Body Talk at VAULT Festival review ★★★☆☆ by Ifan Llewelyn
Despite becoming a pressing social issue, the conversation around body image has never landed firmly among gay men. While Jameela Jamil, Lizzo and the like are busy spreading the word on getting women to be more positive and accepting of their bodies, gay men are left watching Tom Daley YouTube tutorials on how to make lemon water for breakfast. The pressure of having the “perfect body” seems to be getting worse than ever in this Insta-gay generation. Full Disclosure Theatre’s Body Talk is tackling that pressure head-on, diving into the experience of three different gay men in three different bodies. It’s an overdue exploration into gay men and their body issues that is both compelling and thought-provoking
Adapted from short monologue Skin(ny) which ran at the Southwark Playhouse in 2018, the show is a three-hander that addresses the issues of Carl (Dominic Jones) who is skinny, Cameron (Taofique Folarin) who is toned and Phil (Mark Philip Compton) who is fat. The three men are also part of three different generations of gay men, spanning two decades of queer experience. This is a layered piece of theatre from playwright David Hendon which does good work in reflecting the complicated value systems that gay men often subscribe to. As the offbeat and slightly strange Carl, Dominic Jones gives the production’s stand-out performance, playful and excitable while retaining a lingering sense of being selfconscious. His part also feels the most authentically written, giving subtlety to the dynamics that are at work.

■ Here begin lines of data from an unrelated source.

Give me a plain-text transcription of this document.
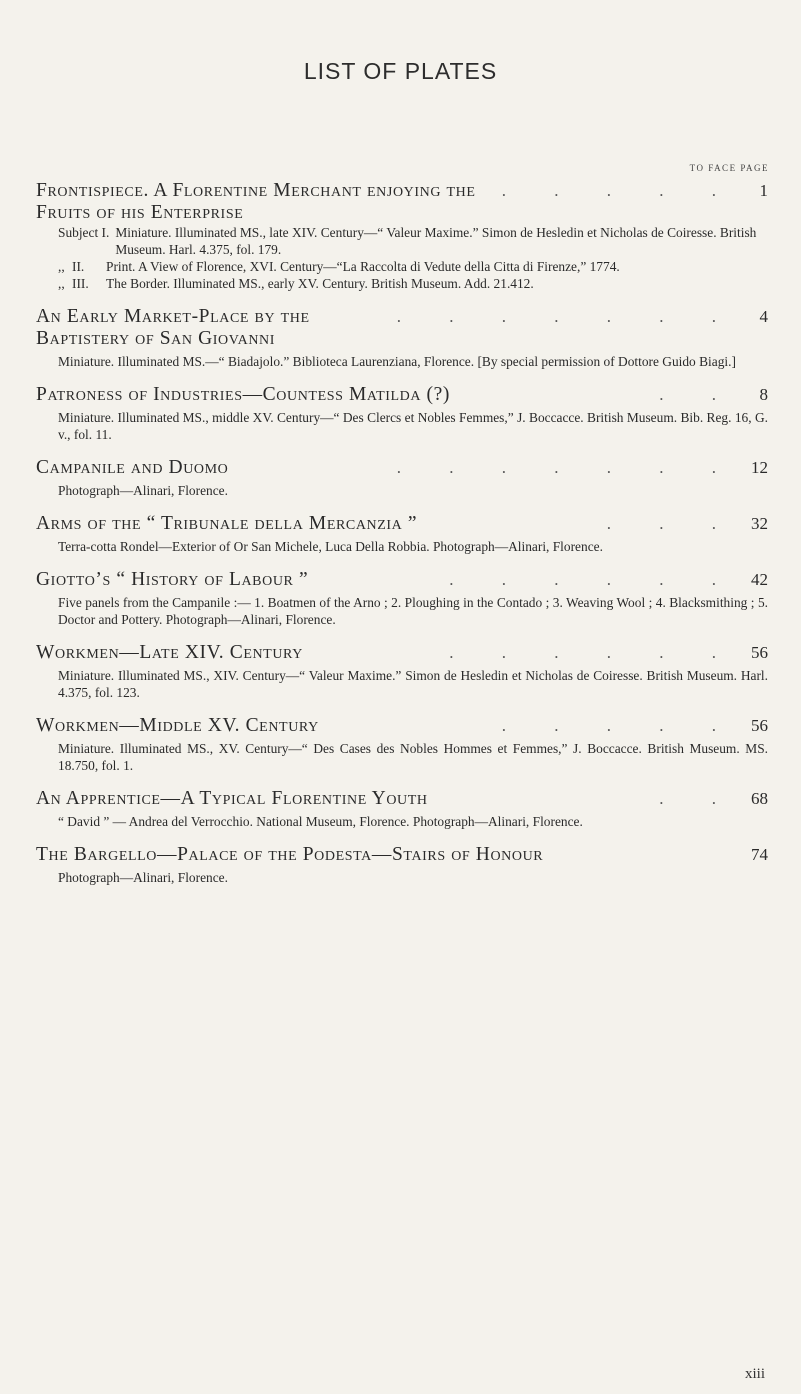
LIST OF PLATES
TO FACE PAGE
Frontispiece. A Florentine Merchant enjoying the Fruits of his Enterprise
. . . . .	1
Subject I. Miniature. Illuminated MS., late XIV. Century—“ Valeur Maxime.” Simon de Hesledin et Nicholas de Coiresse. British Museum. Harl. 4.375, fol. 179.
,, II.	Print. A View of Florence, XVI. Century—“La Raccolta di Vedute della Citta di Firenze,” 1774.
,, III.	The Border. Illuminated MS., early XV. Century. British Museum. Add. 21.412.
An Early Market-Place by the Baptistery of San Giovanni
. . . . . . .	4
Miniature. Illuminated MS.—“ Biadajolo.” Biblioteca Laurenziana, Florence. [By special permission of Dottore Guido Biagi.]
Patroness of Industries—Countess Matilda (?)	. .	8
Miniature. Illuminated MS., middle XV. Century—“ Des Clercs et Nobles Femmes,” J. Boccacce. British Museum. Bib. Reg. 16, G. v., fol. 11.
Campanile and Duomo	. . . . . . . 12
Photograph—Alinari, Florence.
Arms of the “ Tribunale della Mercanzia ”	. . . 32
Terra-cotta Rondel—Exterior of Or San Michele, Luca Della Robbia. Photograph—Alinari, Florence.
Giotto’s “ History of Labour ”	. . . . . . 42
Five panels from the Campanile :— 1. Boatmen of the Arno ; 2. Ploughing in the Contado ; 3. Weaving Wool ; 4. Blacksmithing ; 5. Doctor and Pottery. Photograph—Alinari, Florence.
Workmen—Late XIV. Century	. . . . . . 56
Miniature. Illuminated MS., XIV. Century—“ Valeur Maxime.” Simon de Hesledin et Nicholas de Coiresse. British Museum. Harl. 4.375, fol. 123.
Workmen—Middle XV. Century	. . . . . 56
Miniature. Illuminated MS., XV. Century—“ Des Cases des Nobles Hommes et Femmes,” J. Boccacce. British Museum. MS. 18.750, fol. 1.
An Apprentice—A Typical Florentine Youth	. . 68
“ David ” — Andrea del Verrocchio. National Museum, Florence. Photograph—Alinari, Florence.
The Bargello—Palace of the Podesta—Stairs of Honour	74
Photograph—Alinari, Florence.
xiii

The work has some troublesome impulses, like the need to explain why each character has the body that they do, for example. Carl is skinny because of an eating disorder and Phil is fat because of bingeing during a depressive episode. It’s a little reductive and ignores the fact that most people have the body they have just… because. Also, having to result to a tiny penis to make the conventionally attractive Cameron sympathetic feels rather indolent.
Under Chris Davis and Sam Luffman’s direction, the piece feels dynamic and lively, seamlessly interweaving the three narrative strands. The three stories ultimately tie together neatly in a way that feels natural and shows great skill both on their and David Hendon’s part. Though a valiant attempt at exploring the topic of gay men and their relationship with their bodies, there are a few problematic elements at play here.
Body Talk ran as part of the VAULTS Theatre Festival 2020.